Yup, that’s my first suggestion. Breathe and center yourself. Be present. Let go of whatever else is going on and focus on the here and now. On this person in front of you (or on the phone) who, if not dealt with in an adequate fashion, might turn a bad situation into a much worse one. After you focus for a moment you might decide this is not your biggest problem right now, and that’s fine. But you need to take a couple of breaths to decide that.

2Give people the benefit of the doubt

Head of a Woman by Pablo Picasso at the Met

Allowing the expression of emotions in the workplace is important. It’s emotional outbursts that we must learn to control.

All of us, particularly women, are subject to so many pressures from so many fronts all the time that there are likely many aspects of their lives you ignore. We expect people to leave their personal problems at the door but if people did that, you’d be working with robots. So you have to take individuals as a whole. And again, emotions are good indicators of what people care about. We are only talking about their most extreme expression. That’s why my next suggestion is that when someone behaves inappropriately you give them the benefit of the doubt at least once.

Faced with emotional outbursts or overreactions, stop for a second and entertain the possibility that there might be something else at play that has nothing to do with you. Not that this gives people a pass to have an emotional flare up at work but it may help you better understand their circumstances and be more lenient. You still will need to have a conversation about modulating emotional temperature and not taking things so personally. But it will help you put away your own feelings and temptation to overreact yourself.

3Don’t add fuel to the fire.

Emotions quote by Maya Angelou - People will forget what you said, people will forget what you did, but people will never forget how you made them feel

When an emotional outburst makes someone feel horrible, they will remember and it will affect your professional future.

Listening, honestly listening, is always a critical piece of resolving conflicts. And for that to happen, the person who is having the emotional outburst needs to feel she’s not being ignored. At this point, avoid debating, contradicting or asking for explanations. Admit that you hear what they are saying and that this is not the right time to discuss the topic any further. Make sure the person understands this is not a delay tactic but a commitment to address the issue at a more appropriate time. Then, follow through.

4Don’t draw lines in the sand.

When someone is pushing your buttons at the wrong time it obviously requires a good amount of self-control to avoid the need to give ultimatums and draw lines in the sand. Once again, a trait shared by strong leaders and which reveals solid executive presence in those aspiring to be leaders. So exercise self-control for a better outcome.

5Have the conversation

Set up the meeting to have the conversation you promised them and calmly ask the person to reflect on what happened that day. Let them come to the realization that regardless of who was right or wrong, there is no room for emotional outbursts at work. This is a chance for them to identify their own triggers and find ways to better manage stress and deal with conflicts to avoid future emotional outbursts.

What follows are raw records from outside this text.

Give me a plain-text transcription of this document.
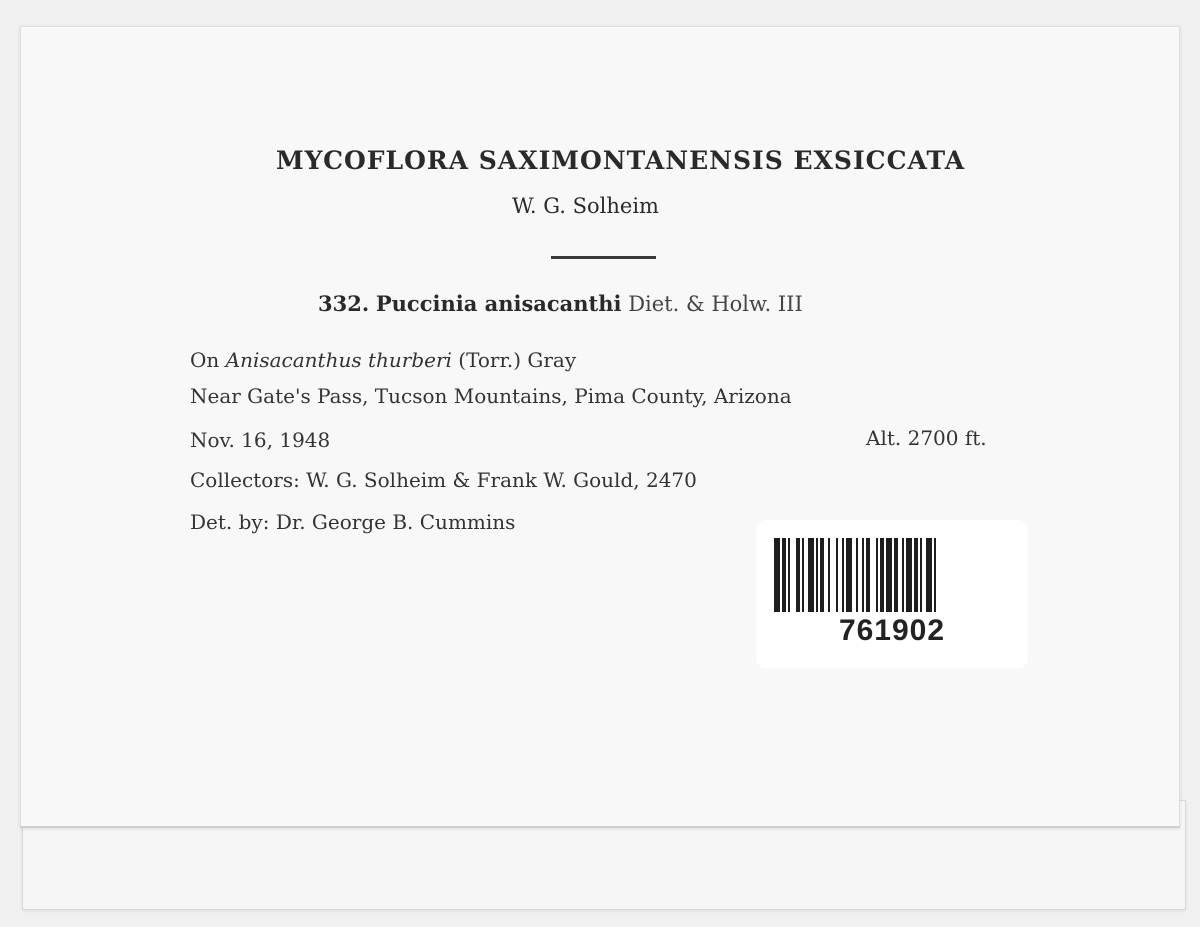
MYCOFLORA SAXIMONTANENSIS EXSICCATA
W. G. Solheim
332. Puccinia anisacanthi Diet. & Holw. III
On Anisacanthus thurberi (Torr.) Gray
Near Gate's Pass, Tucson Mountains, Pima County, Arizona
Nov. 16, 1948	Alt. 2700 ft.
Collectors: W. G. Solheim & Frank W. Gould, 2470
Det. by: Dr. George B. Cummins
761902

Overcoming emotional outbursts quote - This too shall pass... so take a deep breath

Leaders have a chance to show their skills when they deal well with emotional outbursts

During this conversation, you might want to share some of the consequences of emotional outbursts in a professional setting:

  • Erosion of professional reputation
  • Perception that she lacks self control, therefore executive presence and potential loss of future opportunities
  • Damage to one’s personal brand
  • Damage to team morale
  • Don’t miss this HBR wonderful piece on emotional outbursts!

Since the day of the emotional outburst my colleague has produced great work for me. It was a learning occasion for both of us but it has undoubtedly planted red flags in my mind in regards to assigning her future high stakes projects. And this is the message you must strive to convey to women in your team. When you give into the heat of the moment and have an emotional outburst at work, you impacting your career long term. So think twice before you jump off the deep end.